To prepare the samples, Seaborg’s team needed to isolate samples of previously prepared Einsteinium. At the time, einsteinium was a commodity, as it had been created from plutonium that had been struck by beamed neutrons, and only microgram quantities were available for experimenting with. Kean, the author of the book, notes that at this point in the experiment, most labs would have reacted the atoms with a variety of atoms to classify the new element based on chemical reactions that would and would not occur. However, Seaborg and his team continued onwards using their own methods.
Once the particles were isolated, they had to be set on gold foil to make sure that there was adequate surface area for the particle to explode, and disintegrate against the detector of the Cyclotron that was being used.

Unlike the Rutherford gold-foil experiment where Alpha Particles were beamed at foil to test for the presence of protons in the nuclei, the gold itself was being hurled at the detector within the Cyclotron. Therefor, the rules and applications derived from the Rutherford experiment were not in play for the Mendelevium-discovery experiment.
The element was finally discovered when fire alarms on the University of California campus rang, due to Seaborg’s lab technician’s crafty idea to wire the Cyclotron detector to the alarm system on the campus. The rings confirmed the discovery of Mendelevium, and gave way to the fabrication of 5 other elements thereafter.
Overall, it is evident that the use of new methods proposed by Seaborg and his team helped to beget Mendelevium and 5 other trans-elements that followed.

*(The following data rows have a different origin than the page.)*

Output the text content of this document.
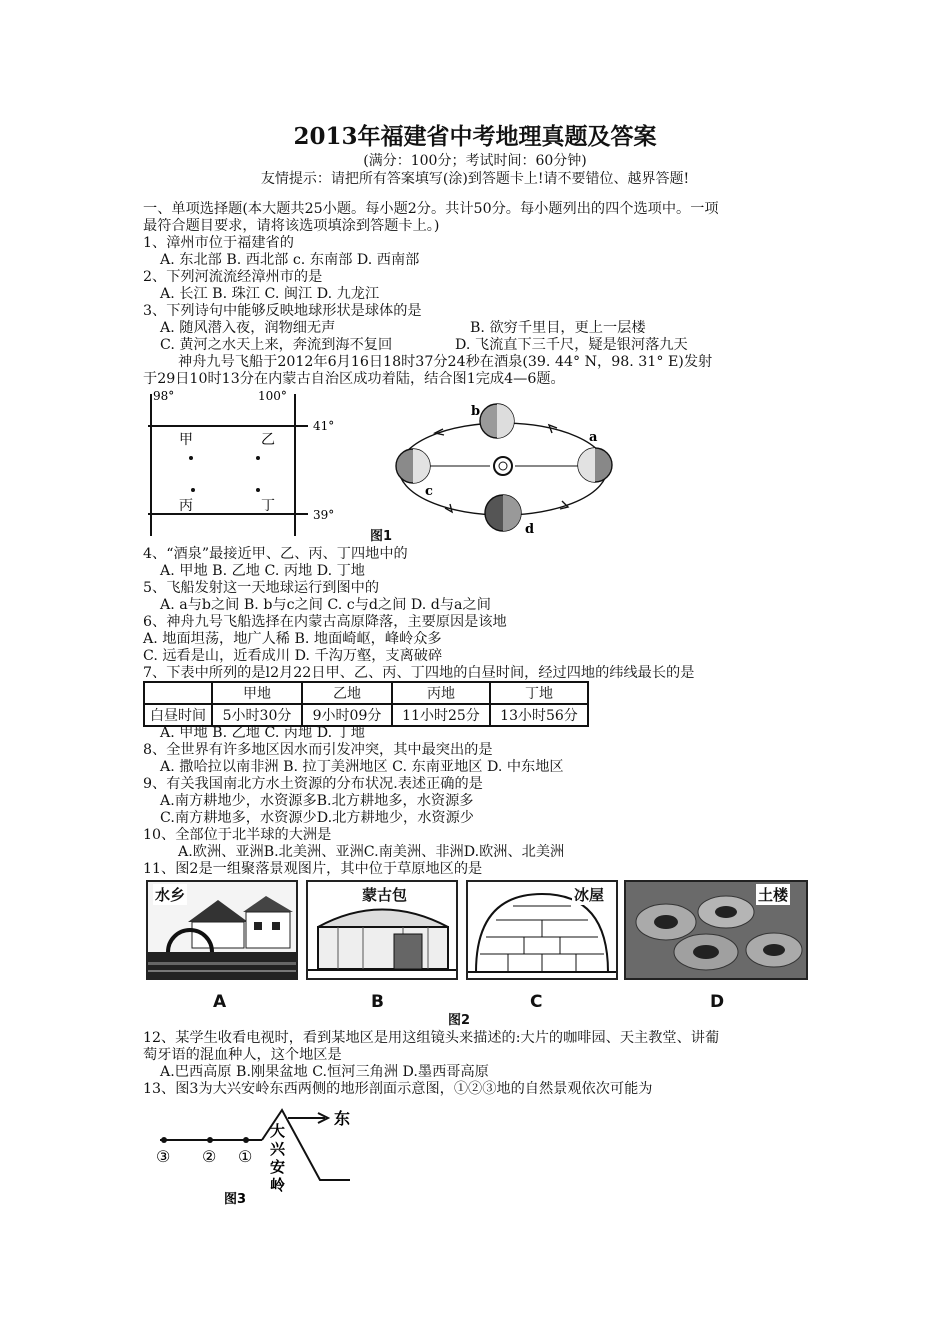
2013年福建省中考地理真题及答案
(满分：100分；考试时间：60分钟)
友情提示：请把所有答案填写(涂)到答题卡上!请不要错位、越界答题!
一、单项选择题(本大题共25小题。每小题2分。共计50分。每小题列出的四个选项中。一项
最符合题目要求，请将该选项填涂到答题卡上。)
1、漳州市位于福建省的
A. 东北部 B. 西北部 c. 东南部 D. 西南部
2、下列河流流经漳州市的是
A. 长江 B. 珠江 C. 闽江 D. 九龙江
3、下列诗句中能够反映地球形状是球体的是
A. 随风潜入夜，润物细无声	B. 欲穷千里目，更上一层楼
C. 黄河之水天上来，奔流到海不复回	D. 飞流直下三千尺，疑是银河落九天
神舟九号飞船于2012年6月16日18时37分24秒在酒泉(39. 44° N，98. 31° E)发射
于29日10时13分在内蒙古自治区成功着陆，结合图1完成4—6题。
98°	100°
41°
39°
甲	乙
丙	丁
b
a
c
d
图1
4、“酒泉”最接近甲、乙、丙、丁四地中的
A. 甲地 B. 乙地 C. 丙地 D. 丁地
5、飞船发射这一天地球运行到图中的
A. a与b之间 B. b与c之间 C. c与d之间 D. d与a之间
6、神舟九号飞船选择在内蒙古高原降落，主要原因是该地
A. 地面坦荡，地广人稀 B. 地面崎岖，峰岭众多
C. 远看是山，近看成川 D. 千沟万壑，支离破碎
7、下表中所列的是l2月22日甲、乙、丙、丁四地的白昼时间，经过四地的纬线最长的是
	甲地	乙地	丙地	丁地
白昼时间	5小时30分	9小时09分	11小时25分	13小时56分
A. 甲地 B. 乙地 C. 丙地 D. 丁地
8、全世界有许多地区因水而引发冲突，其中最突出的是
A. 撒哈拉以南非洲 B. 拉丁美洲地区 C. 东南亚地区 D. 中东地区
9、有关我国南北方水土资源的分布状况.表述正确的是
A.南方耕地少，水资源多B.北方耕地多，水资源多
C.南方耕地多，水资源少D.北方耕地少，水资源少
10、全部位于北半球的大洲是
A.欧洲、亚洲B.北美洲、亚洲C.南美洲、非洲D.欧洲、北美洲
11、图2是一组聚落景观图片，其中位于草原地区的是
水乡	蒙古包	冰屋	土楼
A	B	C	D
图2
12、某学生收看电视时，看到某地区是用这组镜头来描述的:大片的咖啡园、天主教堂、讲葡
萄牙语的混血种人，这个地区是
A.巴西高原 B.刚果盆地 C.恒河三角洲 D.墨西哥高原
13、图3为大兴安岭东西两侧的地形剖面示意图，①②③地的自然景观依次可能为
东
大
兴
安
岭
③ ② ①
图3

Without the use of new technology like the Cyclotron, particle isolation and setting methods like the gold foil usage, and general ingenuity by the University of California team, the Periodic Table of Elements that we know today would not

exist.

Works Cited:
"In Memorian, Albert Ghiorso, 1915-2010 | Berkeley Lab." News Center. N.p., n.d. Web. 8 Jan. 2016.
"C&EN: IT'S ELEMENTAL: THE PERIODIC TABLE - MENDELEVIUM." ACS Publications Home Page. N.p., n.d. Web. 8 Jan. 2016.
"The First Cyclotrons - Ernest Lawrence and the Cyclotron: AIP History Center Web Exhibit." American Institute of Physics. N.p., n.d. Web. 8 Jan. 2016.
"Mendelevium - Elements Database." Periodic Table of Elements - Elements Database. N.p., n.d. Web. 8 Jan. 2016.